= Michael Mazur =

American painter

Michael Burton Mazur (1935 – August 18, 2009) was an American artist who was described by William Grimes of The New York Times as "a restlessly inventive printmaker, painter, and sculptor."

Born and raised in New York City, Mazur attended the Horace Mann School. He received a bachelor's degree from Amherst College in 1958, then studied art at Yale.

Mazur first gained notice for his series of lithographs and etchings of inmates in a mental asylum, which resulted in two publications, "Closed Ward" and "Locked Ward." Over the years, he worked in printmaking and painting. His series of large-scale prints for Dante's Inferno won critical acclaim, and were the subject of a traveling exhibition organized by the University of Iowa in 1994. Later he concentrated on creating large, lyrical paintings which make use of his free, gestural brushwork and a varied palette. Some of these paintings were seen in an exhibition of 2002 at Boston University, "Looking East: Brice Marden, Michael Mazur, and Pat Steir." See also Susan Danly's "Branching: The Art of Michael Mazur."

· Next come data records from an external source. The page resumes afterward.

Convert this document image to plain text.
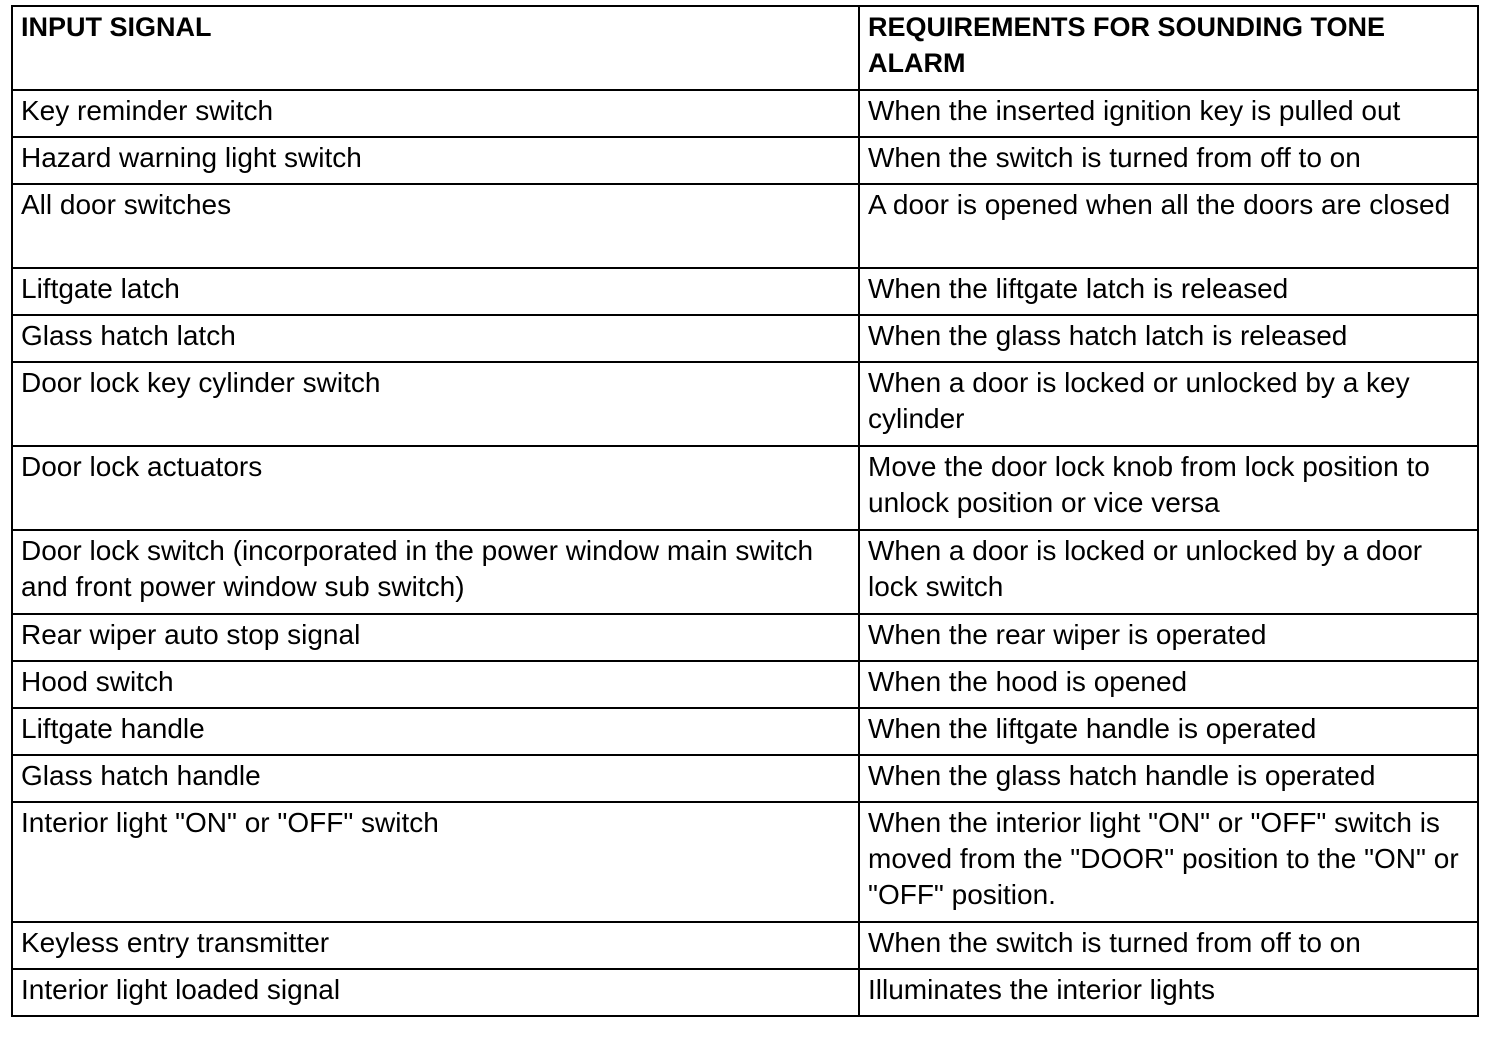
INPUT SIGNAL	REQUIREMENTS FOR SOUNDING TONE ALARM
Key reminder switch	When the inserted ignition key is pulled out
Hazard warning light switch	When the switch is turned from off to on
All door switches	A door is opened when all the doors are closed
Liftgate latch	When the liftgate latch is released
Glass hatch latch	When the glass hatch latch is released
Door lock key cylinder switch	When a door is locked or unlocked by a key cylinder
Door lock actuators	Move the door lock knob from lock position to unlock position or vice versa
Door lock switch (incorporated in the power window main switch and front power window sub switch)	When a door is locked or unlocked by a door lock switch
Rear wiper auto stop signal	When the rear wiper is operated
Hood switch	When the hood is opened
Liftgate handle	When the liftgate handle is operated
Glass hatch handle	When the glass hatch handle is operated
Interior light "ON" or "OFF" switch	When the interior light "ON" or "OFF" switch is moved from the "DOOR" position to the "ON" or "OFF" position.
Keyless entry transmitter	When the switch is turned from off to on
Interior light loaded signal	Illuminates the interior lights
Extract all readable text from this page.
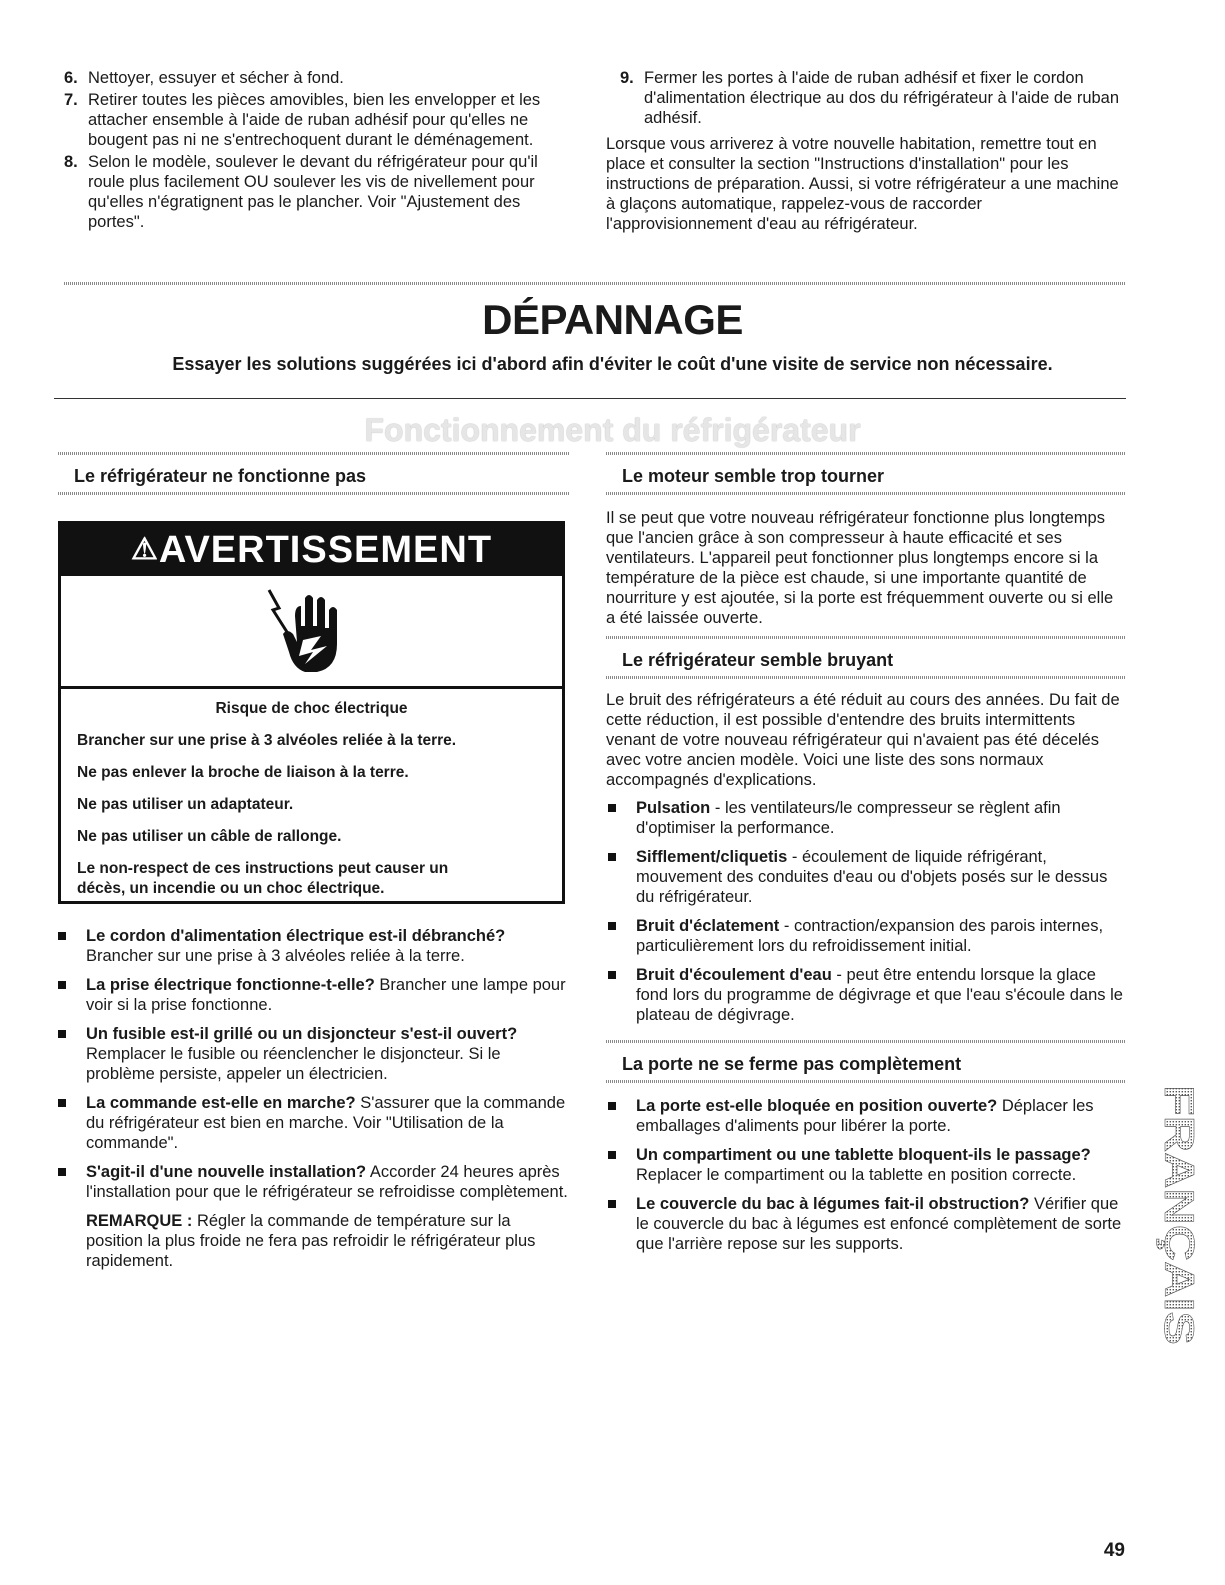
6. Nettoyer, essuyer et sécher à fond.
7. Retirer toutes les pièces amovibles, bien les envelopper et les attacher ensemble à l'aide de ruban adhésif pour qu'elles ne bougent pas ni ne s'entrechoquent durant le déménagement.
8. Selon le modèle, soulever le devant du réfrigérateur pour qu'il roule plus facilement OU soulever les vis de nivellement pour qu'elles n'égratignent pas le plancher. Voir "Ajustement des portes".
9. Fermer les portes à l'aide de ruban adhésif et fixer le cordon d'alimentation électrique au dos du réfrigérateur à l'aide de ruban adhésif.

Lorsque vous arriverez à votre nouvelle habitation, remettre tout en place et consulter la section "Instructions d'installation" pour les instructions de préparation. Aussi, si votre réfrigérateur a une machine à glaçons automatique, rappelez-vous de raccorder l'approvisionnement d'eau au réfrigérateur.

DÉPANNAGE

Essayer les solutions suggérées ici d'abord afin d'éviter le coût d'une visite de service non nécessaire.

Fonctionnement du réfrigérateur
Le réfrigérateur ne fonctionne pas
⚠AVERTISSEMENT

Risque de choc électrique

Brancher sur une prise à 3 alvéoles reliée à la terre.

Ne pas enlever la broche de liaison à la terre.

Ne pas utiliser un adaptateur.

Ne pas utiliser un câble de rallonge.

Le non-respect de ces instructions peut causer un décès, un incendie ou un choc électrique.

Le cordon d'alimentation électrique est-il débranché? Brancher sur une prise à 3 alvéoles reliée à la terre.
La prise électrique fonctionne-t-elle? Brancher une lampe pour voir si la prise fonctionne.
Un fusible est-il grillé ou un disjoncteur s'est-il ouvert? Remplacer le fusible ou réenclencher le disjoncteur. Si le problème persiste, appeler un électricien.
La commande est-elle en marche? S'assurer que la commande du réfrigérateur est bien en marche. Voir "Utilisation de la commande".
S'agit-il d'une nouvelle installation? Accorder 24 heures après l'installation pour que le réfrigérateur se refroidisse complètement.

REMARQUE : Régler la commande de température sur la position la plus froide ne fera pas refroidir le réfrigérateur plus rapidement.

Le moteur semble trop tourner

Il se peut que votre nouveau réfrigérateur fonctionne plus longtemps que l'ancien grâce à son compresseur à haute efficacité et ses ventilateurs. L'appareil peut fonctionner plus longtemps encore si la température de la pièce est chaude, si une importante quantité de nourriture y est ajoutée, si la porte est fréquemment ouverte ou si elle a été laissée ouverte.

Le réfrigérateur semble bruyant

Le bruit des réfrigérateurs a été réduit au cours des années. Du fait de cette réduction, il est possible d'entendre des bruits intermittents venant de votre nouveau réfrigérateur qui n'avaient pas été décelés avec votre ancien modèle. Voici une liste des sons normaux accompagnés d'explications.

Pulsation - les ventilateurs/le compresseur se règlent afin d'optimiser la performance.
Sifflement/cliquetis - écoulement de liquide réfrigérant, mouvement des conduites d'eau ou d'objets posés sur le dessus du réfrigérateur.
Bruit d'éclatement - contraction/expansion des parois internes, particulièrement lors du refroidissement initial.
Bruit d'écoulement d'eau - peut être entendu lorsque la glace fond lors du programme de dégivrage et que l'eau s'écoule dans le plateau de dégivrage.
La porte ne se ferme pas complètement
La porte est-elle bloquée en position ouverte? Déplacer les emballages d'aliments pour libérer la porte.
Un compartiment ou une tablette bloquent-ils le passage? Replacer le compartiment ou la tablette en position correcte.
Le couvercle du bac à légumes fait-il obstruction? Vérifier que le couvercle du bac à légumes est enfoncé complètement de sorte que l'arrière repose sur les supports.	FRANÇAIS

49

The Museum of Fine Arts, Boston, has acquired a definitive collection of Mazur's prints. Trudy V. Hansen authored a catalogue raisonne of Mazur's prints in 2000.

Mazur's work is owned by museums including the Art Institute of Chicago, the British Museum, The Fogg Museum, the Philadelphia Museum, Whitney Museum, the Yale Art Gallery, and the Iris & B. Gerald Cantor Center for Visual Arts at Stanford University.

He was long active as a teacher and supporter at the Fine Arts Work Center, Provincetown, Massachusetts.

He died of congestive heart failure.